If I flash custom firmware onto a device before resale, am I a manufacturer?+
Almost certainly yes. Replacing or modifying firmware is a modification that directly affects the product's security properties and therefore its compliance with CRA essential requirements. This triggers Article 19(1)(b), and you must comply with all manufacturer obligations for the modified product, including conducting a new conformity assessment covering your modified firmware.
Can I contract with the original manufacturer to maintain the CVD programme on my behalf after Article 19 applies to me?+
Yes, you can contract with the original manufacturer to provide vulnerability management services (CVD processing, security update development, advisory publication) on your behalf. However, you remain legally responsible as the 'manufacturer' under the CRA — the contracted arrangement provides operational support but does not transfer regulatory liability. If the contracted manufacturer fails to provide security updates, you are the party liable to authorities.
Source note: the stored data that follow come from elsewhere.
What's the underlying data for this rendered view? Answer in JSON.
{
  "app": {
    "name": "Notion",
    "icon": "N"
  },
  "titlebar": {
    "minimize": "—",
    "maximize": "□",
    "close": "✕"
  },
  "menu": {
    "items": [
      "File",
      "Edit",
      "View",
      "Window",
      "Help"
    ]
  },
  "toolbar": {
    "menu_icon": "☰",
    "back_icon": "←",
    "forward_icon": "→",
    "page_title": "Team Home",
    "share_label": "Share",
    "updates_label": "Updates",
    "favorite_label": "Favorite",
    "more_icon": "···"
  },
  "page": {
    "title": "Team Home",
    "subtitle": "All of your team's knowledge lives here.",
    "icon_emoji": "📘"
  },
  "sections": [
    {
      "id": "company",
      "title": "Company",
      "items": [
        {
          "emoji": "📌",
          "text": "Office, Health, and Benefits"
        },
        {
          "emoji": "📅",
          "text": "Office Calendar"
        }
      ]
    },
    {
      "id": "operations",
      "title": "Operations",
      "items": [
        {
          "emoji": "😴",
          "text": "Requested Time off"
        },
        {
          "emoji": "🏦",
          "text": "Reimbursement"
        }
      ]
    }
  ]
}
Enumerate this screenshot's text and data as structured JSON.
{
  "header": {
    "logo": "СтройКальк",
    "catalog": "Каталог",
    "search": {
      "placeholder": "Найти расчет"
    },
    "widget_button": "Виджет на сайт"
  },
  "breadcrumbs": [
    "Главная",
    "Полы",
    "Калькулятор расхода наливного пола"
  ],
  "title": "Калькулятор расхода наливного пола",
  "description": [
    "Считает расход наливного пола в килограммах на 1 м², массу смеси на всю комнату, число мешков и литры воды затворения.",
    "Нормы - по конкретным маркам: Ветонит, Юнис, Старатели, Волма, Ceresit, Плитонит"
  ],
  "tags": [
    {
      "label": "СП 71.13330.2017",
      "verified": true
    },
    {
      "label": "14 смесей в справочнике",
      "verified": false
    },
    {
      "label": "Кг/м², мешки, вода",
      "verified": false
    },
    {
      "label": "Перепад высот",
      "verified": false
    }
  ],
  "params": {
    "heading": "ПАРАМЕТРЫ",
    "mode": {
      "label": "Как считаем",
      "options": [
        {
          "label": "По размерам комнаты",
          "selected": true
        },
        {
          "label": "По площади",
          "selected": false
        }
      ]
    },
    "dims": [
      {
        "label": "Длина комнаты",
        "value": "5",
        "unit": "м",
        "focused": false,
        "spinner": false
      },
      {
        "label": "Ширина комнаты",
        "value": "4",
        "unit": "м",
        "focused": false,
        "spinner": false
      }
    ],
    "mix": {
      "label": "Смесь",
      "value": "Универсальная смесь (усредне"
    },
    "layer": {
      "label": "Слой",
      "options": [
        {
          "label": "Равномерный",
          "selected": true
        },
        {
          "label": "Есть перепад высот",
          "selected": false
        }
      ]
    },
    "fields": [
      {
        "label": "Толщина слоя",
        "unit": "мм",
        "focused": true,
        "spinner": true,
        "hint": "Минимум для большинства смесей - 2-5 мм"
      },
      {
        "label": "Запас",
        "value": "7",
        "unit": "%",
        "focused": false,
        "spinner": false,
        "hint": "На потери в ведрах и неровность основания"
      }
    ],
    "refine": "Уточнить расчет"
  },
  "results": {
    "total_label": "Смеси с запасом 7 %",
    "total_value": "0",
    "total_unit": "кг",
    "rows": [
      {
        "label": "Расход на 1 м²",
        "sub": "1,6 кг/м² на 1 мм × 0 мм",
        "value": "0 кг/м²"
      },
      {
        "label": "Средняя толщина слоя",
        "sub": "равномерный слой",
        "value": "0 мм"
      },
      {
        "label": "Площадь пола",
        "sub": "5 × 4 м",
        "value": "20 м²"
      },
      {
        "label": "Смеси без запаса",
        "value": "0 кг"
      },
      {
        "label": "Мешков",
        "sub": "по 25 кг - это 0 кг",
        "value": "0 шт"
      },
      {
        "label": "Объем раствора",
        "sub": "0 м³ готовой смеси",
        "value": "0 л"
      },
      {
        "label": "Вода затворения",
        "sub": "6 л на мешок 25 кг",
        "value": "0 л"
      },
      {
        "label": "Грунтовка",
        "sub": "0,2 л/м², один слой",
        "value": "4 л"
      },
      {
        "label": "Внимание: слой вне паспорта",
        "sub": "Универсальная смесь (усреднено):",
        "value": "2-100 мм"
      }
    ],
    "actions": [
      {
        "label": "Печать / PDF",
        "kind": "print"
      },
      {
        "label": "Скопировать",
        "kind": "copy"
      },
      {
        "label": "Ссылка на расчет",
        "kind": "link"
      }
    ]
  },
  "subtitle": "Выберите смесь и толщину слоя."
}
What if I'm only modifying the product's packaging and user manual?+
Modifying user documentation in ways that change or omit required user information under Annex II — for example, removing the manufacturer's CVD contact details — could affect compliance and might trigger Article 19. Pure cosmetic packaging changes (different box design, language translations that are accurate) that do not affect compliance-relevant information are less likely to trigger Article 19, but legal advice on your specific situation is advisable.